There is a utility available called defragfs, which is file-system agnostic. Therefore, it can be used within Linux distributions to defragment FAT32 partitions:


It is for your exact purpose you intended and will help make contiguous image files for Easy2Boot.

defragfs is recommended and used by the author of Easy2Boot:



Let's look at this from a different angle, because you gave an example "on usb stick for instance"


A USB stick is FLASH memory, and there are two things to consider: 1) Since FLASH memory does not have moving parts, there is no noticeable performance gain to be seen by doing a defrag.
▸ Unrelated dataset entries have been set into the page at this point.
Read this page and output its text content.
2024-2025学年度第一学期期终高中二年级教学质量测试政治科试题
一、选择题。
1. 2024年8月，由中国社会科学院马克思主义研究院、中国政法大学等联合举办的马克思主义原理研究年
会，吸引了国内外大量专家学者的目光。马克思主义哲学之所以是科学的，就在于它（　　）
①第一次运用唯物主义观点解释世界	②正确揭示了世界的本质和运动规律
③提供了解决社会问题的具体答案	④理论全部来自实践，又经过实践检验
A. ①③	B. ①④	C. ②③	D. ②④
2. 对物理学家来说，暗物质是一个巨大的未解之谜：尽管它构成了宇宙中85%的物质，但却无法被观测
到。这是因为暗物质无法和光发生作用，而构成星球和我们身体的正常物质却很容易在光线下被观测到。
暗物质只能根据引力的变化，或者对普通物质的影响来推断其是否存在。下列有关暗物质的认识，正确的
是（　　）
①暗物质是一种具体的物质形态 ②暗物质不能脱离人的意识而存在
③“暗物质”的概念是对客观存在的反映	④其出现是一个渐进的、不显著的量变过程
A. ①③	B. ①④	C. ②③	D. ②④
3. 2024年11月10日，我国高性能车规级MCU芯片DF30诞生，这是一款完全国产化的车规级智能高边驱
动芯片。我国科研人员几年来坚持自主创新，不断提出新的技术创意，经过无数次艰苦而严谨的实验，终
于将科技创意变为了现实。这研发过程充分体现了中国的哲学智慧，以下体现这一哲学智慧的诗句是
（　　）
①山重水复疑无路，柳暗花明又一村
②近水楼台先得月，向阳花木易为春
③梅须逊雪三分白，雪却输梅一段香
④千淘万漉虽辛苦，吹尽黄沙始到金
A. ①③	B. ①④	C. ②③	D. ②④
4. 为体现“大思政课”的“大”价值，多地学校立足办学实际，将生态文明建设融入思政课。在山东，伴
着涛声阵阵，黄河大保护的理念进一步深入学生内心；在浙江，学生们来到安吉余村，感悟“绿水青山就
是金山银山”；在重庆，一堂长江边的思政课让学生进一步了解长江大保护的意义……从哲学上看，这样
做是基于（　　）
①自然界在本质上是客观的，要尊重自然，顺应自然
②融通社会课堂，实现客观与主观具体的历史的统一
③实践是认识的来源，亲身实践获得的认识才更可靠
Defrgs are either for cleaning up the file system or re-org of the file blocks to put them closer to each other - to reduce the physical movements of the arm (seek) and the wait time of the disc spinning (latency). Flash does not have this. 2) Writing and writing and writing on flash memory wears it down. Now, for 100K write endurance maybe your USB stick would last several to 10 years, but the number of time you can write is a "finite" number. Constant defrags to the USB stick eat away at that life because of the endurance limitation.

And this is not just your USB stick, SD cards, Compact FLASH and even SSD drives.

My point, don't defrag just for the hell of it, Know what the underlying technology under the file system is and the implications, and even if it is magnetic and not electronic, too much defrag may eventually corrupt your file system and you loose your files.